The film was smuggled out of the camp by the Polish underground, hidden inside a tube of toothpaste by Helena Dantón, who worked in the SS canteen. A note dated September 4, 1944, and signed Stakło, written by political prisoners Józef Cyrankiewicz and Stanisław Kłodziński, was attached to the film. It asked that the photographs be sent to “Tell,” Teresa Łasocka-Estreicher of the underground in Kraków:
When the photographs were first distributed by the Polish resistance, they were cropped to focus on the figures, with the black frames in the two fire-pit images removed. Photography historian Janina Struk said that Łasocka-Estreicher asked Polish photographer Stanisław Mucha to make prints, and it is assumed that it was Mucha who decided to crop them.
The photographs were numbered 280–283 by the Auschwitz-Birkenau State Museum. Nos. 280 and 281 show the cremation of corpses in a fire pit, shot through the black frame of the gas chamber’s doorway or window. No. 282 shows a group of naked women just before they enter the gas chamber. No. 283 is an image of trees, the result of the photographer aiming too high.
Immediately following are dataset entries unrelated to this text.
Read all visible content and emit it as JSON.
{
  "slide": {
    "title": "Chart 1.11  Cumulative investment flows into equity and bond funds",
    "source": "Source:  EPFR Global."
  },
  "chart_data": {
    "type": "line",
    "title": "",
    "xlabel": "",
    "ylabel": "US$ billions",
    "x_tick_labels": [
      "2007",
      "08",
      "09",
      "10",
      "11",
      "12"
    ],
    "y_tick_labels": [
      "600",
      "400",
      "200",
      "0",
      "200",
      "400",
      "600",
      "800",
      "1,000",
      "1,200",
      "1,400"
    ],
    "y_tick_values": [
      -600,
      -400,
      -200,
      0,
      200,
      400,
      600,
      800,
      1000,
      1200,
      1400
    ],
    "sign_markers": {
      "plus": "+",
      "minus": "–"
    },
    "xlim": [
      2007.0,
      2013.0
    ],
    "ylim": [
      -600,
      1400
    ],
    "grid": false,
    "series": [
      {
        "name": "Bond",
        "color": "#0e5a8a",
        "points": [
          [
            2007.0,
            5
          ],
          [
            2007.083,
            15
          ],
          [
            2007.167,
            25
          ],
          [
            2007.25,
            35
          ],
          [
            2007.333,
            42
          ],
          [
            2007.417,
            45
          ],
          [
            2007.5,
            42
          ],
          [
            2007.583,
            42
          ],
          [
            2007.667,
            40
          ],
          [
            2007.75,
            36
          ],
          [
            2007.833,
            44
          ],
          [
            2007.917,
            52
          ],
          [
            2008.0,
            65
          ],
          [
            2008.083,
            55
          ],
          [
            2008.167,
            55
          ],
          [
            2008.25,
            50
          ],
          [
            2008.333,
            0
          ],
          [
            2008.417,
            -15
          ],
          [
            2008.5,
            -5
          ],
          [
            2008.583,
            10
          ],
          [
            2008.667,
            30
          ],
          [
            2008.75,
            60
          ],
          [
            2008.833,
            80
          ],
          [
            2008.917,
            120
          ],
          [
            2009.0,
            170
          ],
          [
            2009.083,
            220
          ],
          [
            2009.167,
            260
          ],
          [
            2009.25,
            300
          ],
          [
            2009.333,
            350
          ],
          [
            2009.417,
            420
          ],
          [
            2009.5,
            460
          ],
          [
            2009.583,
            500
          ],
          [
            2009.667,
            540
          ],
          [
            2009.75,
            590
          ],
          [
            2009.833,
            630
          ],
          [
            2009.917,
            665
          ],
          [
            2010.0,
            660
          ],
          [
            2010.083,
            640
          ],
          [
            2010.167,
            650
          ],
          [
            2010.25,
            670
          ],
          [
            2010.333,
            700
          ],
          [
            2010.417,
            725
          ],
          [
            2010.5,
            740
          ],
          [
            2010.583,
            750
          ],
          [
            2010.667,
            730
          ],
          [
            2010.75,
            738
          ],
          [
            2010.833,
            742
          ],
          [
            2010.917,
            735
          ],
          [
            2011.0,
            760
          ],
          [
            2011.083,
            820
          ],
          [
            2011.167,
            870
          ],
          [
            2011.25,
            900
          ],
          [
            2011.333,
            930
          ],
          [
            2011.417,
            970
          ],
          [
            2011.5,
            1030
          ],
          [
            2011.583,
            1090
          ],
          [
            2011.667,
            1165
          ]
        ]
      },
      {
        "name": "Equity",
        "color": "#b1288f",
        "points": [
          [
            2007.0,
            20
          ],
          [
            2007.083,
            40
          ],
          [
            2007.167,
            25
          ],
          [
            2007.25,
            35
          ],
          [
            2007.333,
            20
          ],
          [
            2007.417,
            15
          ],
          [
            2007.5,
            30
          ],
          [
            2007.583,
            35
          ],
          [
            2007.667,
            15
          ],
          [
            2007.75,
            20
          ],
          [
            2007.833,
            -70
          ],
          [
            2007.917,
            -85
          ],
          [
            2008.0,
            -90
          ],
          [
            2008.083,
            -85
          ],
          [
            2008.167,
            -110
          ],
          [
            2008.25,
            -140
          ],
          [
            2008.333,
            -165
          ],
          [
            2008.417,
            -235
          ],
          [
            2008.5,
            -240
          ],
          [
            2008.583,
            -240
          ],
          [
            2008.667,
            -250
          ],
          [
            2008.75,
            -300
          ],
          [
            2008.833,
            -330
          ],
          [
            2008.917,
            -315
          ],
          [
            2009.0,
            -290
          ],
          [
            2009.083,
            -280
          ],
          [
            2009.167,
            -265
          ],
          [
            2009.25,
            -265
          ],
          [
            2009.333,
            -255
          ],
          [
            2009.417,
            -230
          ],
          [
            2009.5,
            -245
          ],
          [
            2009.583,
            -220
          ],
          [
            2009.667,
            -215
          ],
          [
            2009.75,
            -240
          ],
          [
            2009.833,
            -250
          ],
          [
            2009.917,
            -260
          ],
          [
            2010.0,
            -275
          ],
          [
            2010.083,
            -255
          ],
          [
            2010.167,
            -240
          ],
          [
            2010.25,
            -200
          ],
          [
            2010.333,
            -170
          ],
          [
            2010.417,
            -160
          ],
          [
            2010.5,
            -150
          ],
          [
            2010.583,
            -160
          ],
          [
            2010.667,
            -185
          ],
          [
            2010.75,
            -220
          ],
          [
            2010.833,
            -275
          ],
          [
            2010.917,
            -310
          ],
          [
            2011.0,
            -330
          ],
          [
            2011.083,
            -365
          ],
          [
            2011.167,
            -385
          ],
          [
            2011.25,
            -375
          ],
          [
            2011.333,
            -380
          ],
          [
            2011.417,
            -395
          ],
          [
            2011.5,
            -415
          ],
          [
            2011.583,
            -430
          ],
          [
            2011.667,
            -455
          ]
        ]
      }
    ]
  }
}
Some of the cropped images were published in 1945, attributed to the Sonderkommando member David Szmulewski in a report on Auschwitz-Birkenau by Jan Sehn, a Polish judge. One was exhibited at Auschwitz in 1947, and others were published in 1958 in Warsaw in a book by Stanisław Wrzos-Glinka, Tadeusz Mazur and Jerzy Tomaszewski, published in English as 1939-1945: We Have Not Forgotten.
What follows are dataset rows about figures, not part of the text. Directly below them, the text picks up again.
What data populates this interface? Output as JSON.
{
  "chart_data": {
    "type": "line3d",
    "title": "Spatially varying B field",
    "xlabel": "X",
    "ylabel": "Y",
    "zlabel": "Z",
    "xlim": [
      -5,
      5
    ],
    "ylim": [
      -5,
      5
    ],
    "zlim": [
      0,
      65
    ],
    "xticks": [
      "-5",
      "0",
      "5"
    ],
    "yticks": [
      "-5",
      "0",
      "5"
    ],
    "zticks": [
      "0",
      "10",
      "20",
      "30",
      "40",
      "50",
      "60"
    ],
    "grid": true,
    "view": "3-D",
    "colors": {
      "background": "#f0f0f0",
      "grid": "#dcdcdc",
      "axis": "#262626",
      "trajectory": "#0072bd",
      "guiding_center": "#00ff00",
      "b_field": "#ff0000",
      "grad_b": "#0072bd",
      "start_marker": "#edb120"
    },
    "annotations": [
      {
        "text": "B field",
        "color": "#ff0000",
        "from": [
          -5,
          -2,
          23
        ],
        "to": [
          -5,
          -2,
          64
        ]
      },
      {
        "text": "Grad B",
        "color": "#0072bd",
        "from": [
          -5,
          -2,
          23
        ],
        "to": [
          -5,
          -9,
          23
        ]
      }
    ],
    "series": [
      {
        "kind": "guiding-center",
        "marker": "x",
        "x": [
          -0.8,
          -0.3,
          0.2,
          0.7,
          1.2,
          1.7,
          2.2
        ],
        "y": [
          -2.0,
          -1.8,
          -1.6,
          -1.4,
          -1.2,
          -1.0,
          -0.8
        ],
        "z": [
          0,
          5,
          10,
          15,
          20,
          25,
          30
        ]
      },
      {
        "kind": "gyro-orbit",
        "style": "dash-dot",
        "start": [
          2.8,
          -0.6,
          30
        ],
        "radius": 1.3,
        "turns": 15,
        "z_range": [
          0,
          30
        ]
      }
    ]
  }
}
Struk added that Władyslaw Pytlik of the resistance movement in Brzeszcze offered testimony about his wartime experiences to the Auschwitz-Birkenau State Museum in 1960, and brought along three prints of the cropped photographs. It was only in 1985, after Pytlik died and his wife donated his photographs to the museum, including the uncropped versions, that the museum realized the prints they had seen before had been cropped.